The Punting Experience

I booked with Canterbury Historic River Tours mostly because they were the only operator I could find, but their guides know their stuff. My punt guide was this elderly guy who’d been doing river tours for thirty years and could point out architectural details I’d never have spotted from street level.

From the water, you see Canterbury’s medieval bones more clearly. Those Tudor houses backing onto the river weren’t built for tourists – they were merchants’ homes where the river served as Canterbury’s highway for goods and people. The building overhangs create these tunnels of shade over the water that feel genuinely medieval.

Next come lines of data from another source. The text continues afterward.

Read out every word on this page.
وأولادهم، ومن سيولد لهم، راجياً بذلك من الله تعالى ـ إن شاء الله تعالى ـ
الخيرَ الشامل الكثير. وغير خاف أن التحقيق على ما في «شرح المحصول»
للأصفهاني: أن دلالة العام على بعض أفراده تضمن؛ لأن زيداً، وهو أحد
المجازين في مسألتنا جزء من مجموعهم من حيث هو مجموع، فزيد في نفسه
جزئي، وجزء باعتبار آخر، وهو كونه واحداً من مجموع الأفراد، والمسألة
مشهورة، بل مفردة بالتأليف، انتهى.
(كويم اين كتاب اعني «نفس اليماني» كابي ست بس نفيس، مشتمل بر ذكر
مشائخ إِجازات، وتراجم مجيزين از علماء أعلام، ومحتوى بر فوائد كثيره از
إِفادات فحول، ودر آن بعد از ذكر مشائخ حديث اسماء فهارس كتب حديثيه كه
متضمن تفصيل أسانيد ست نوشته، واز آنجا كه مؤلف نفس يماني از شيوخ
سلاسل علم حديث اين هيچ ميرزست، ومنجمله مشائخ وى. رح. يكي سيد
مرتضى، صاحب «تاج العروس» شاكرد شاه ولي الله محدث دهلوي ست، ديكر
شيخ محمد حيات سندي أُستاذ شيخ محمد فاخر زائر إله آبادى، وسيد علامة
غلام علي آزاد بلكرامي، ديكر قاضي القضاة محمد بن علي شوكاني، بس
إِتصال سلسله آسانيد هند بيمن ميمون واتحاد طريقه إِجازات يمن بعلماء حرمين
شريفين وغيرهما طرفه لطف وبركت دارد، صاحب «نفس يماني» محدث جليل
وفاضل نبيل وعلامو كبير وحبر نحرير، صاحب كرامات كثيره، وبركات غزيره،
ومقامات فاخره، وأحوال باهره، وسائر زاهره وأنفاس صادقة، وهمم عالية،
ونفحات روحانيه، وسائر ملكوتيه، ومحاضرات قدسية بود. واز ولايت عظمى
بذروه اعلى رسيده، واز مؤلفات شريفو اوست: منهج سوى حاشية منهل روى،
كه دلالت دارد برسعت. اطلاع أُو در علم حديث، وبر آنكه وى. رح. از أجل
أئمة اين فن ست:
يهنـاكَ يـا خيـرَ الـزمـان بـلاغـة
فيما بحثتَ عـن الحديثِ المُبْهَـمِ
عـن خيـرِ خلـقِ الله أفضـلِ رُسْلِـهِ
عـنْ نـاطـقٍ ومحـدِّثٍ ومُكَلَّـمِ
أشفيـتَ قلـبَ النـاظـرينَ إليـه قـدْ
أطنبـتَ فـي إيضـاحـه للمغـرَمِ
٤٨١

What You’ll See from the River:

  • Medieval city walls from their river-facing side.
  • Tudor merchants’ houses with original river access.
  • Ancient stone bridges still carrying modern traffic.
  • Cathedral spires from completely different angles.
  • Westgate Tower’s defensive river position.
  • Modern Canterbury adapting around ancient waterways.

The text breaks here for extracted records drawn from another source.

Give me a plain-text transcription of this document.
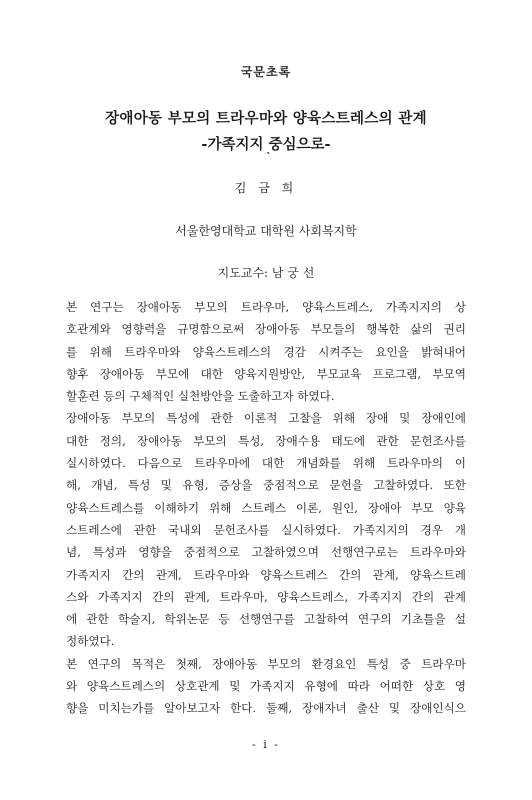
국문초록
장애아동 부모의 트라우마와 양육스트레스의 관계
-가족지지 중심으로-
`
김 금 희
서울한영대학교 대학원 사회복지학
지도교수: 남 궁 선
본 연구는 장애아동 부모의 트라우마, 양육스트레스, 가족지지의 상
호관계와 영향력을 규명함으로써 장애아동 부모들의 행복한 삶의 권리
를 위해 트라우마와 양육스트레스의 경감 시켜주는 요인을 밝혀내어
향후 장애아동 부모에 대한 양육지원방안, 부모교육 프로그램, 부모역
할훈련 등의 구체적인 실천방안을 도출하고자 하였다.
장애아동 부모의 특성에 관한 이론적 고찰을 위해 장애 및 장애인에
대한 정의, 장애아동 부모의 특성, 장애수용 태도에 관한 문헌조사를
실시하였다. 다음으로 트라우마에 대한 개념화를 위해 트라우마의 이
해, 개념, 특성 및 유형, 증상을 중점적으로 문헌을 고찰하였다. 또한
양육스트레스를 이해하기 위해 스트레스 이론, 원인, 장애아 부모 양육
스트레스에 관한 국내외 문헌조사를 실시하였다. 가족지지의 경우 개
념, 특성과 영향을 중점적으로 고찰하였으며 선행연구로는 트라우마와
가족지지 간의 관계, 트라우마와 양육스트레스 간의 관계, 양육스트레
스와 가족지지 간의 관계, 트라우마, 양육스트레스, 가족지지 간의 관계
에 관한 학술지, 학위논문 등 선행연구를 고찰하여 연구의 기초틀을 설
정하였다.
본 연구의 목적은 첫째, 장애아동 부모의 환경요인 특성 중 트라우마
와 양육스트레스의 상호관계 및 가족지지 유형에 따라 어떠한 상호 영
향을 미치는가를 알아보고자 한다. 둘째, 장애자녀 출산 및 장애인식으
- i -
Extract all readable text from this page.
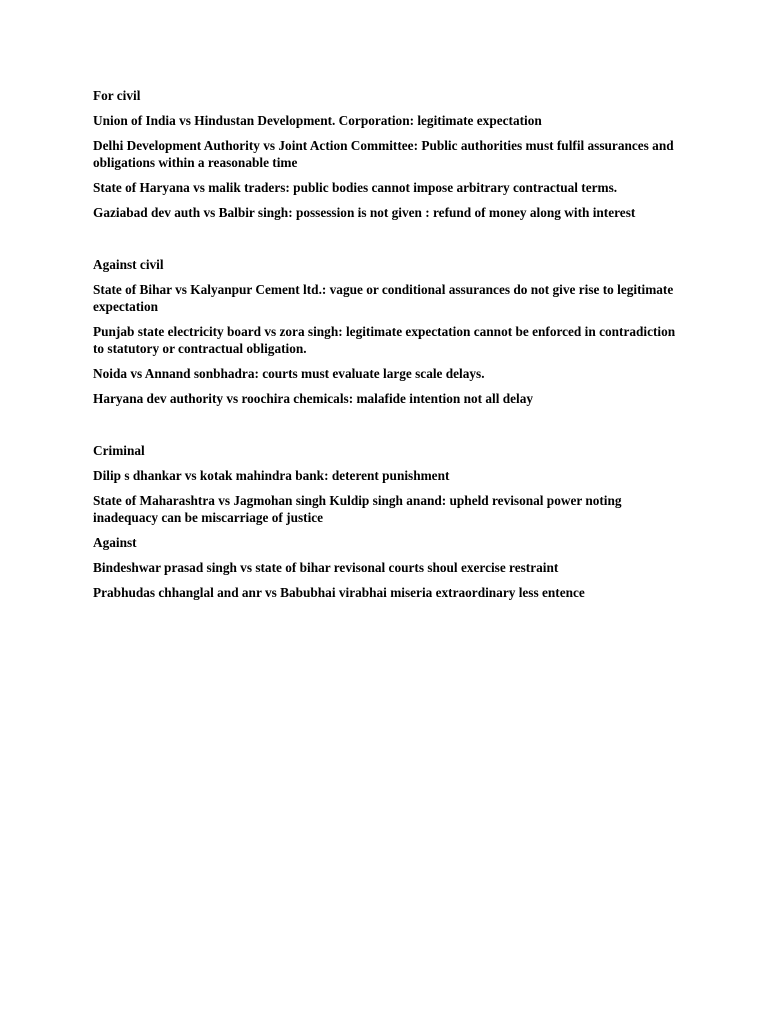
For civil

Union of India vs Hindustan Development. Corporation: legitimate expectation

Delhi Development Authority vs Joint Action Committee: Public authorities must fulfil assurances and obligations within a reasonable time

State of Haryana vs malik traders: public bodies cannot impose arbitrary contractual terms.

Gaziabad dev auth vs Balbir singh: possession is not given : refund of money along with interest

Against civil

State of Bihar vs Kalyanpur Cement ltd.: vague or conditional assurances do not give rise to legitimate expectation

Punjab state electricity board vs zora singh: legitimate expectation cannot be enforced in contradiction to statutory or contractual obligation.

Noida vs Annand sonbhadra: courts must evaluate large scale delays.

Haryana dev authority vs roochira chemicals: malafide intention not all delay

Criminal

Dilip s dhankar vs kotak mahindra bank: deterent punishment

State of Maharashtra vs Jagmohan singh Kuldip singh anand: upheld revisonal power noting inadequacy can be miscarriage of justice

Against

Bindeshwar prasad singh vs state of bihar revisonal courts shoul exercise restraint

Prabhudas chhanglal and anr vs Babubhai virabhai miseria extraordinary less entence
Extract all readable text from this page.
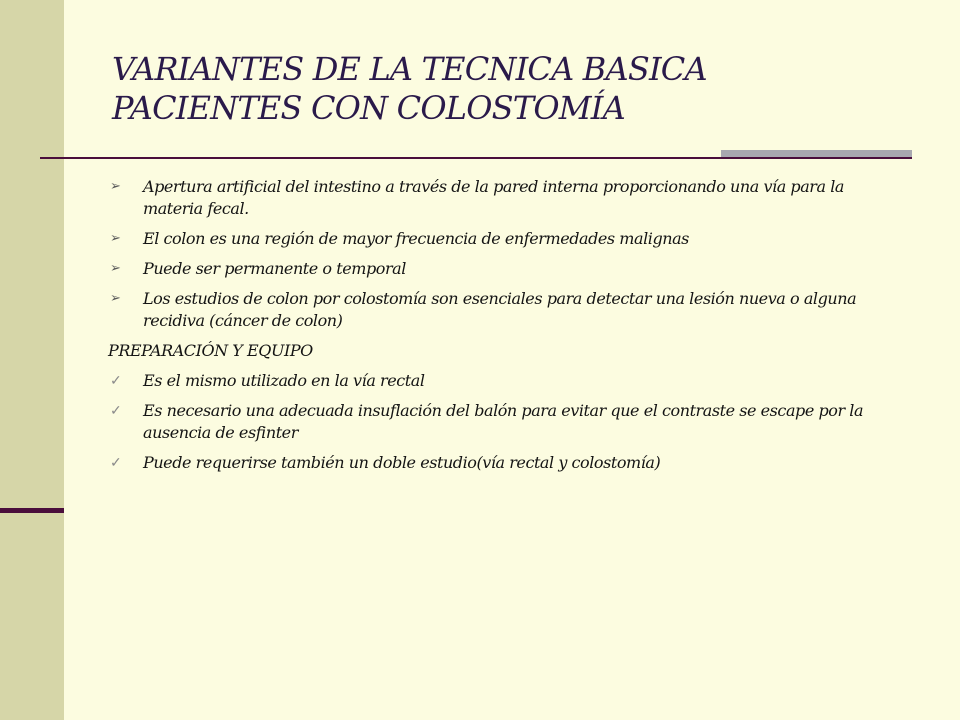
VARIANTES DE LA TECNICA BASICA
PACIENTES CON COLOSTOMÍA
➢ Apertura artificial del intestino a través de la pared interna proporcionando una vía para la materia fecal.
➢ El colon es una región de mayor frecuencia de enfermedades malignas
➢ Puede ser permanente o temporal
➢ Los estudios de colon por colostomía son esenciales para detectar una lesión nueva o alguna recidiva (cáncer de colon)
PREPARACIÓN Y EQUIPO
✓ Es el mismo utilizado en la vía rectal
✓ Es necesario una adecuada insuflación del balón para evitar que el contraste se escape por la ausencia de esfinter
✓ Puede requerirse también un doble estudio(vía rectal y colostomía)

The flat-bottomed boats handle easily enough, though that pole’s heavier than it looks. My advice? Let someone else do the work and enjoy the view. The guided tours run about 40 minutes and cost £15 per adult – worth every penny for the historical commentary alone.

Secret River Spots

The best moments came when we drifted under low stone bridges into sections where tour groups can’t reach. Ancient stonework extends right into the water – foundations of buildings lost to time but still doing their job centuries later.

One bridge arch has medieval mason’s marks still visible in the stonework. Our guide pointed out carved stones that were clearly Roman, reused in Saxon walls, then incorporated into Norman bridges. Canterbury’s entire history expressed in bridge foundations most people never see.

Practical Punting Details:

  • Season: April through September, weather dependent.
  • Duration: 40-60 minute tours typical..
  • Cost: Adults £15, children £10, family packages available.
  • Booking: Advance booking recommended, especially weekends.
  • Meeting point: Westgate Gardens, near the tower.
  • Weather: Tours cancelled in heavy rain or strong winds.

Final Thoughts

Three months later, I still think about Canterbury regularly. Not just the obvious stuff – the cathedral’s grandeur or the medieval streets – but the smaller moments that revealed the city’s character.

Like finding Roman stones built into a modern shop wall. Or watching school children in traditional uniforms hurrying past thousand-year-old buildings on their way to class. Or that moment when punting under a medieval bridge made me realize I was following the same water route that Anglo-Saxon traders used fifteen centuries ago.

Canterbury works because it never stopped being a living city. The cathedral still holds services. People actually live in those Tudor houses. Local families shop on high streets that follow medieval property lines. Tourism supports the city, but tourism doesn’t define it.